ふたりはやっと顔を見合わせて、笑いました。

月が沈んで空が明るくなるまで、ふたりはたくさん話をしました。

しかし、次に会う約束をすることは、ついにありませんでした。

「空が明るいね、海に戻らなきゃ」

サカナのこの一言を合図に、いつもどおりの夜がおわりました。

「さようなら、トリ」

「さようなら、サカナ」

サカナが海へ戻ろうとしたとき、トリがもう一度声をかけました。

「サカナ、きみの青い鱗は、とても綺麗だよ」

トリはそれだけ言ってほほ笑むと、そのまま羽根をキラリと光らせて、どこかへ飛んでいきました。

サカナはトリの言葉を頭の中で何度も何度もくりかえしました。

それから、ひとりぼっちの自分を見つけて、大嫌いな鱗を綺麗だといってくれた、たったひとりの友だちとの別れに一粒だけ、涙をこぼしました。

 

そのサカナは深い海のような、澄んだ夜空のようなきれいな青い鱗をもっていました。

昼は冷たく静かな海の底を泳ぎ、夜になると星が瞬く夜空を飛び回ります。

青いサカナがひらりと体を翻すと、ときおりきれいな鱗がキラリと光りました。

他の魚や鳥たちが、海や空の青に紛れてしまうサカナを見つけられるのは、そうして鱗が光るときだけでした。

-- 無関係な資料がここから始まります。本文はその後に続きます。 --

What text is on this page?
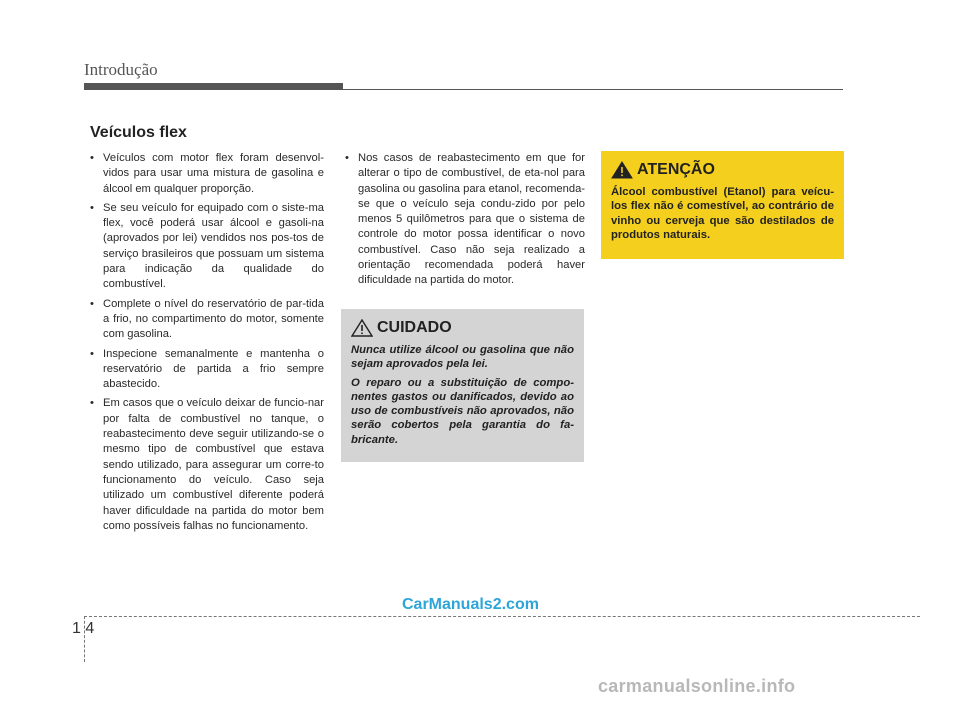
Introdução
Veículos flex
• Veículos com motor flex foram desenvol-vidos para usar uma mistura de gasolina e álcool em qualquer proporção.
• Se seu veículo for equipado com o siste-ma flex, você poderá usar álcool e gasoli-na (aprovados por lei) vendidos nos pos-tos de serviço brasileiros que possuam um sistema para indicação da qualidade do combustível.
• Complete o nível do reservatório de par-tida a frio, no compartimento do motor, somente com gasolina.
• Inspecione semanalmente e mantenha o reservatório de partida a frio sempre abastecido.
• Em casos que o veículo deixar de funcio-nar por falta de combustível no tanque, o reabastecimento deve seguir utilizando-se o mesmo tipo de combustível que estava sendo utilizado, para assegurar um corre-to funcionamento do veículo. Caso seja utilizado um combustível diferente poderá haver dificuldade na partida do motor bem como possíveis falhas no funcionamento.
• Nos casos de reabastecimento em que for alterar o tipo de combustível, de eta-nol para gasolina ou gasolina para etanol, recomenda-se que o veículo seja condu-zido por pelo menos 5 quilômetros para que o sistema de controle do motor possa identificar o novo combustível. Caso não seja realizado a orientação recomendada poderá haver dificuldade na partida do motor.
CUIDADO

Nunca utilize álcool ou gasolina que não sejam aprovados pela lei.

O reparo ou a substituição de compo-nentes gastos ou danificados, devido ao uso de combustíveis não aprovados, não serão cobertos pela garantia do fa-bricante.

ATENÇÃO

Álcool combustível (Etanol) para veícu-los flex não é comestível, ao contrário de vinho ou cerveja que são destilados de produtos naturais.

CarManuals2.com
1 4
carmanualsonline.info
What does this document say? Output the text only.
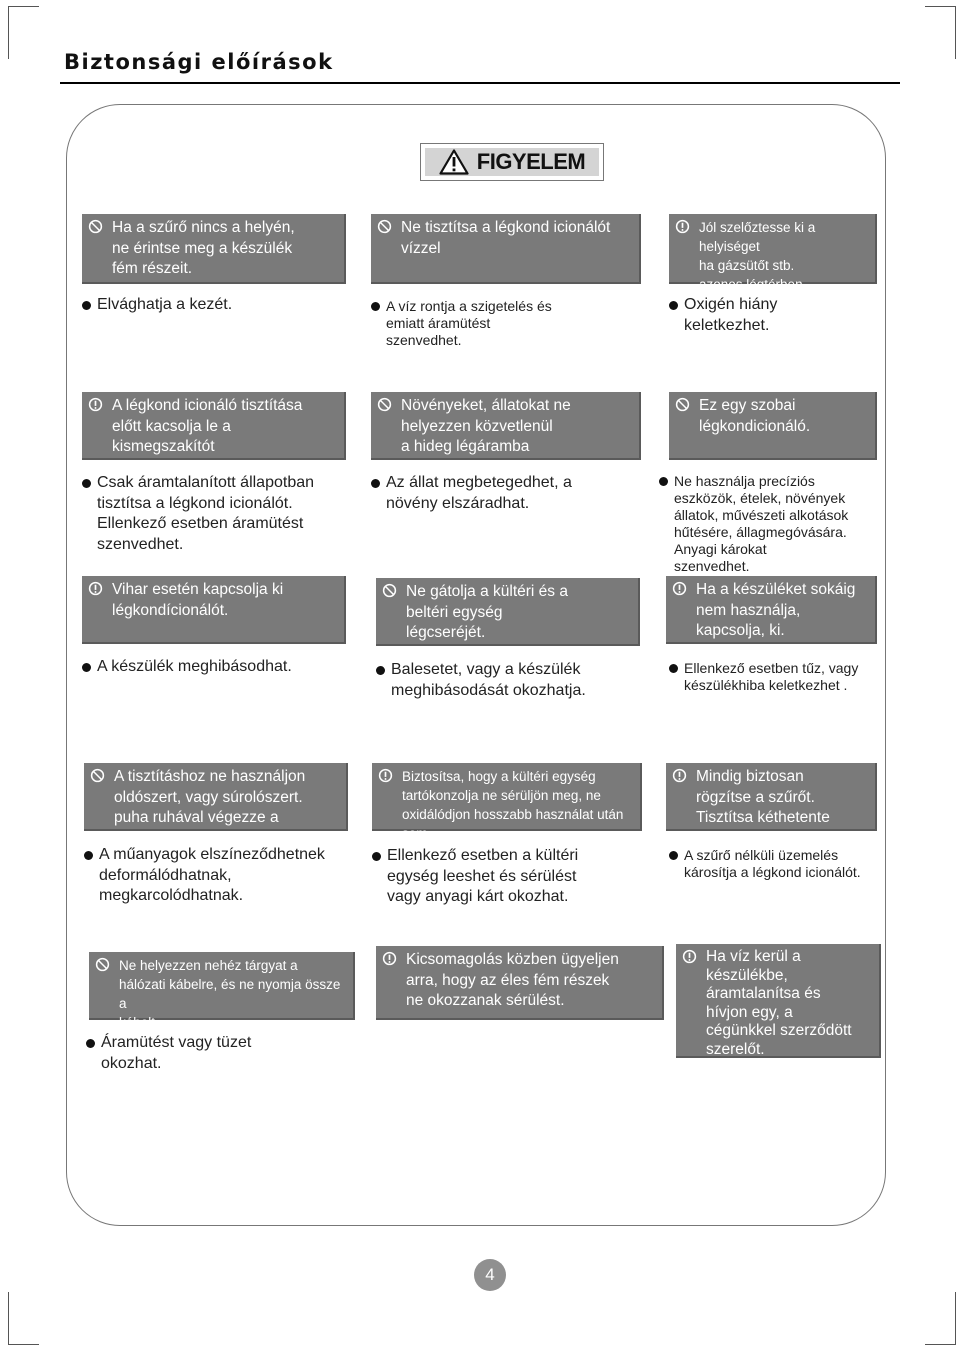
Biztonsági előírások
FIGYELEM
Ha a szűrő nincs a helyén,
ne érintse meg a készülék
fém részeit.
Elvághatja a kezét.
Ne tisztítsa a légkond icionálót
vízzel
A víz rontja a szigetelés és
emiatt áramütést
szenvedhet.
Jól szelőztesse ki a helyiséget
ha gázsütőt stb.
azonos légtérben.
Oxigén hiány
keletkezhet.
A légkond icionáló tisztítása
előtt kacsolja le a
kismegszakítót
Csak áramtalanított állapotban
tisztítsa a légkond icionálót.
Ellenkező esetben áramütést
szenvedhet.
Növényeket, állatokat ne
helyezzen közvetlenül
a hideg légáramba
Az állat megbetegedhet, a
növény elszáradhat.
Ez egy szobai
légkondicionáló.
Ne használja precíziós
eszközök, ételek, növények
állatok, művészeti alkotások
hűtésére, állagmegóvására.
Anyagi károkat
szenvedhet.
Vihar esetén kapcsolja ki
légkondícionálót.
A készülék meghibásodhat.
Ne gátolja a kültéri és a
beltéri egység
légcseréjét.
Balesetet, vagy a készülék
meghibásodását okozhatja.
Ha a készüléket sokáig
nem használja,
kapcsolja, ki.
Ellenkező esetben tűz, vagy
készülékhiba keletkezhet .
A tisztításhoz ne használjon
oldószert, vagy súrolószert.
puha ruhával végezze a tisztítást.
A műanyagok elszíneződhetnek
deformálódhatnak,
megkarcolódhatnak.
Biztosítsa, hogy a kültéri egység
tartókonzolja ne sérüljön meg, ne
oxidálódjon hosszabb használat után sem.
Ellenkező esetben a kültéri
egység leeshet és sérülést
vagy anyagi kárt okozhat.
Mindig biztosan
rögzítse a szűrőt.
Tisztítsa kéthetente
A szűrő nélküli üzemelés
károsítja a légkond icionálót.
Ne helyezzen nehéz tárgyat a
hálózati kábelre, és ne nyomja össze a
kábelt.
Áramütést vagy tüzet
okozhat.
Kicsomagolás közben ügyeljen
arra, hogy az éles fém részek
ne okozzanak sérülést.
Ha víz kerül a
készülékbe,
áramtalanítsa és
hívjon egy, a
cégünkkel szerződött
szerelőt.
4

サカナにはたったひとりしか友だちがいませんでしたが、誰もがサカナをうらやましがりました。

夜空を飛び美しく光るサカナは、誰よりも自由に見えたからです。

サカナはひとりでした。

しかし、サカナはさみしくなんかありませんでした。

昼でも暗い海の底で、サカナは昔、自分にできたたったひとりの友だちを思い出します。

相変わらず海の青にまぎれるサカナの姿に気付くものはいませんでしたが、どこへ行ってもサカナはへっちゃらでした。

サカナは自分の鱗が好きでした。

だいすきな友だちが綺麗だと言ってくれた自分の鱗は、サカナのいちばんの自慢だったからです。

 

赤い三日月が昇る晩でした。

サカナの海にあたたかい風が吹きぬけて、夜空にふたつの流れ星がきらりと光りました。